Research has demonstrated the capacity of concentrated bone marrow stem cells to repair cartilage, bone and tendon, as well as blood vessels and capillaries (which is an essential element to soft tissue healing).

The bone marrow stem cells are not available to the general circulation, because they are kept in the bone marrow until under certain tissue signalling conditions. In order to use these valuable repair cells, harvesting directly from the bone marrow is performed.
What Is The Clinical Procedure?

Most people rate this procedure at a 1-2/10 on a pain scale of 0(no pain)-10(extreme pain). This is contrary to the reputation that this procedure usually attracts.

To get the bone marrow, the harvesting is done from the ‘red’ bone marrow of the ilium bone of the pelvis. First a potent local anaesthetic is given to the harvest site. Next, a tiny incision is made under ultrasound guidance, a specifically designed needle is introduced into the bone marrow. The marrow is then drawn from the bone.

The marrow volume is collected in a filtering container, then passed into a sophisticated processing machine which separates and concentrates the various relevant cell populations from the bone marrow. The different cell populations to be separated from whole bone marrow are controlled by an infra-red sensing devices in the processing machine.

BMAC is used in more serious injury and may be used in combination with PRP. This is because the growth factors released by the PRP upregulate(turn up the acticvtiy) the stem cells.

One can also use BMAC/PRP with harvested fat cells, to increase the potency of the effect even more. Fat cells for this purpose are gathered by a process of mini-liposuction.

When Is BMAC Indicated?

BMAC is used for all the tendon, ligament and joint indications in which PRP is used, but where a higher degree of healing needs to take place; that is, in more severe injury, or in injury that is not adequately responding to PRP and other conservative modalities.

Research is continuously emerging on the repair capacity that BMAC has on intra-articular structures of the joint, that is cartilage and joint capsule, as well as on tendon and ligament repair.

Experience in this practice, (>800 joints treated by stem cell therapy to date) reflects most encouraging results.

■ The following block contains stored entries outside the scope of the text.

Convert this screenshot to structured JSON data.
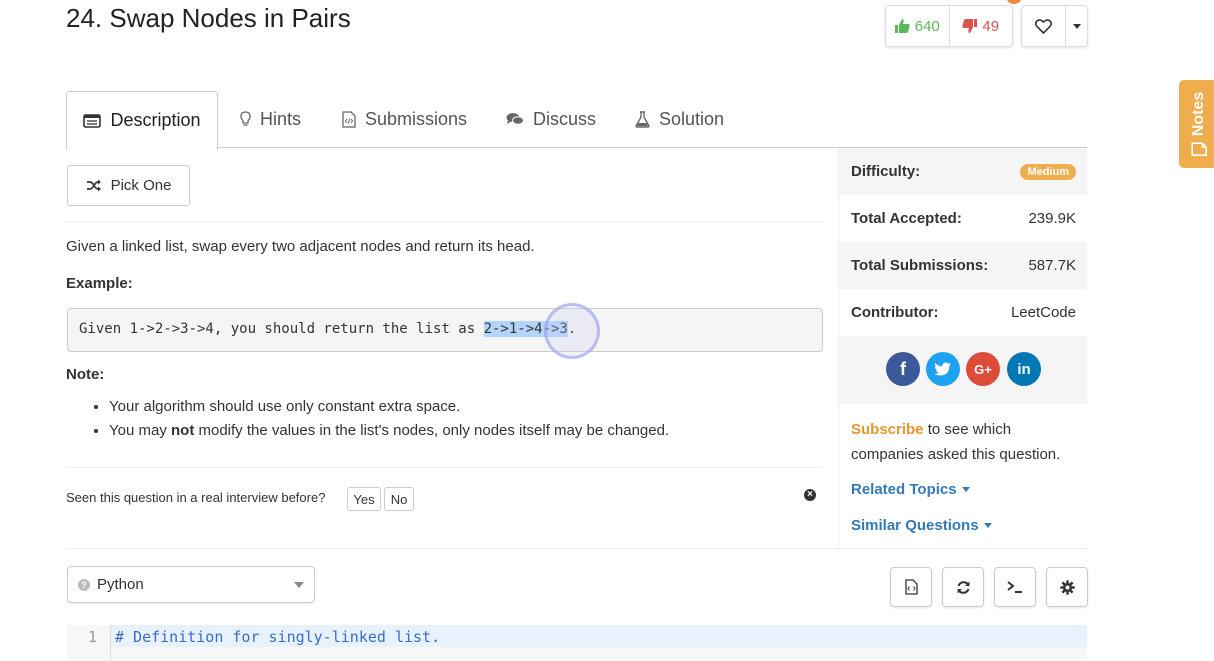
{
  "problem": {
    "title": "24. Swap Nodes in Pairs"
  },
  "votes": {
    "up": "640",
    "down": "49"
  },
  "tabs": [
    {
      "label": "Description",
      "icon": "description-icon"
    },
    {
      "label": "Hints",
      "icon": "lightbulb-icon"
    },
    {
      "label": "Submissions",
      "icon": "code-file-icon"
    },
    {
      "label": "Discuss",
      "icon": "comments-icon"
    },
    {
      "label": "Solution",
      "icon": "flask-icon"
    }
  ],
  "notes_tab": {
    "label": "Notes"
  },
  "pick_one": {
    "label": "Pick One"
  },
  "description": {
    "intro": "Given a linked list, swap every two adjacent nodes and return its head.",
    "example_heading": "Example:",
    "example_prefix": "Given 1->2->3->4, you should return the list as ",
    "example_highlight": "2->1->4->3",
    "example_suffix": ".",
    "note_heading": "Note:",
    "note_1": "Your algorithm should use only constant extra space.",
    "note_2_a": "You may ",
    "note_2_bold": "not",
    "note_2_b": " modify the values in the list's nodes, only nodes itself may be changed."
  },
  "interview": {
    "question": "Seen this question in a real interview before?",
    "yes": "Yes",
    "no": "No"
  },
  "sidebar": {
    "difficulty_label": "Difficulty:",
    "difficulty_value": "Medium",
    "accepted_label": "Total Accepted:",
    "accepted_value": "239.9K",
    "submissions_label": "Total Submissions:",
    "submissions_value": "587.7K",
    "contributor_label": "Contributor:",
    "contributor_value": "LeetCode",
    "subscribe_link": "Subscribe",
    "subscribe_text": " to see which companies asked this question.",
    "related_topics": "Related Topics",
    "similar_questions": "Similar Questions"
  },
  "social": [
    {
      "name": "facebook-icon",
      "glyph": "f",
      "color": "#3b5998"
    },
    {
      "name": "twitter-icon",
      "glyph": "t",
      "color": "#1da1f2"
    },
    {
      "name": "google-plus-icon",
      "glyph": "G+",
      "color": "#dd4b39"
    },
    {
      "name": "linkedin-icon",
      "glyph": "in",
      "color": "#0077b5"
    }
  ],
  "editor": {
    "language": "Python",
    "line_number": "1",
    "line_1": "# Definition for singly-linked list."
  },
  "colors": {
    "accent": "#f0ad4e",
    "link": "#337ab7",
    "upvote": "#5cb85c",
    "downvote": "#d9534f"
  }
}
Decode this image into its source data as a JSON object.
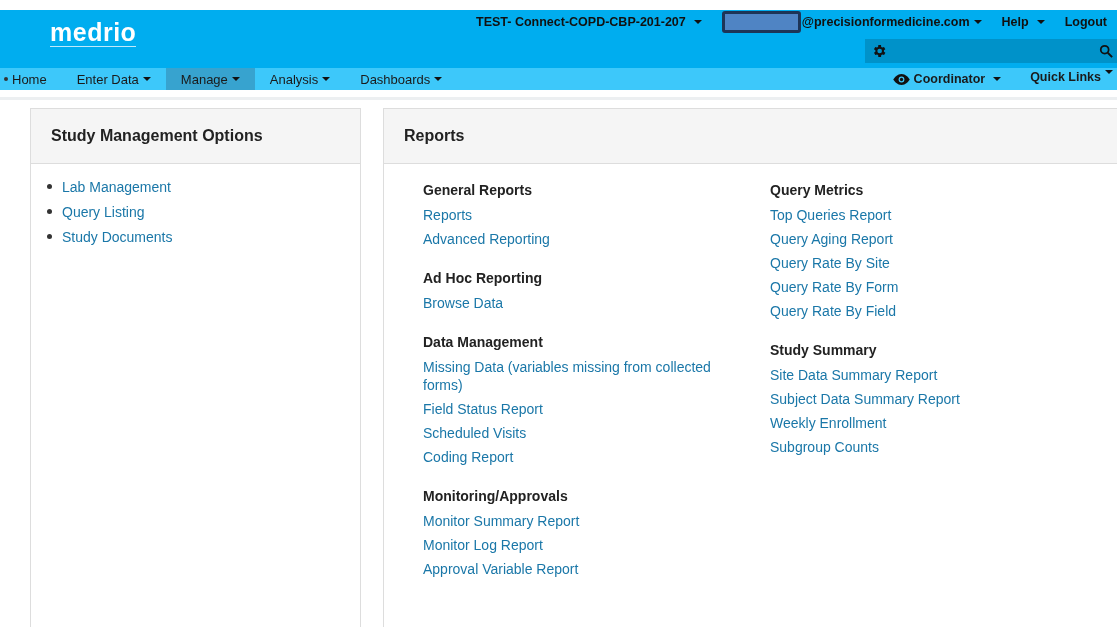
{
  "header": {
    "logo": "medrio",
    "study": "TEST- Connect-COPD-CBP-201-207",
    "user_email": "@precisionformedicine.com",
    "user_redacted": true,
    "help": "Help",
    "logout": "Logout"
  },
  "nav": {
    "items": [
      {
        "label": "Home",
        "selected": false,
        "dropdown": false
      },
      {
        "label": "Enter Data",
        "selected": false,
        "dropdown": true
      },
      {
        "label": "Manage",
        "selected": true,
        "dropdown": true
      },
      {
        "label": "Analysis",
        "selected": false,
        "dropdown": true
      },
      {
        "label": "Dashboards",
        "selected": false,
        "dropdown": true
      }
    ],
    "role": "Coordinator",
    "quick_links": "Quick Links"
  },
  "study_management": {
    "title": "Study Management Options",
    "items": [
      "Lab Management",
      "Query Listing",
      "Study Documents"
    ]
  },
  "reports": {
    "title": "Reports",
    "columns": [
      [
        {
          "heading": "General Reports",
          "links": [
            "Reports",
            "Advanced Reporting"
          ]
        },
        {
          "heading": "Ad Hoc Reporting",
          "links": [
            "Browse Data"
          ]
        },
        {
          "heading": "Data Management",
          "links": [
            "Missing Data (variables missing from collected forms)",
            "Field Status Report",
            "Scheduled Visits",
            "Coding Report"
          ]
        },
        {
          "heading": "Monitoring/Approvals",
          "links": [
            "Monitor Summary Report",
            "Monitor Log Report",
            "Approval Variable Report"
          ]
        }
      ],
      [
        {
          "heading": "Query Metrics",
          "links": [
            "Top Queries Report",
            "Query Aging Report",
            "Query Rate By Site",
            "Query Rate By Form",
            "Query Rate By Field"
          ]
        },
        {
          "heading": "Study Summary",
          "links": [
            "Site Data Summary Report",
            "Subject Data Summary Report",
            "Weekly Enrollment",
            "Subgroup Counts"
          ]
        }
      ]
    ]
  }
}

For athletes with a single area of injury, we have developed a more time-efficient cost-efficient way of obtaining and processing stem cells, which makes this option more commonly available as a potent option for injury healing.

How Often Is BMAC Administered?

BMAC is usually performed once, then followed by a PRP treatment 1-4 weeks later to provide a growth factor ‘refresher’ to the healing process. BMAC can be performed a number of times if necessary, because the bone marrow recovers from harvest extremely quickly.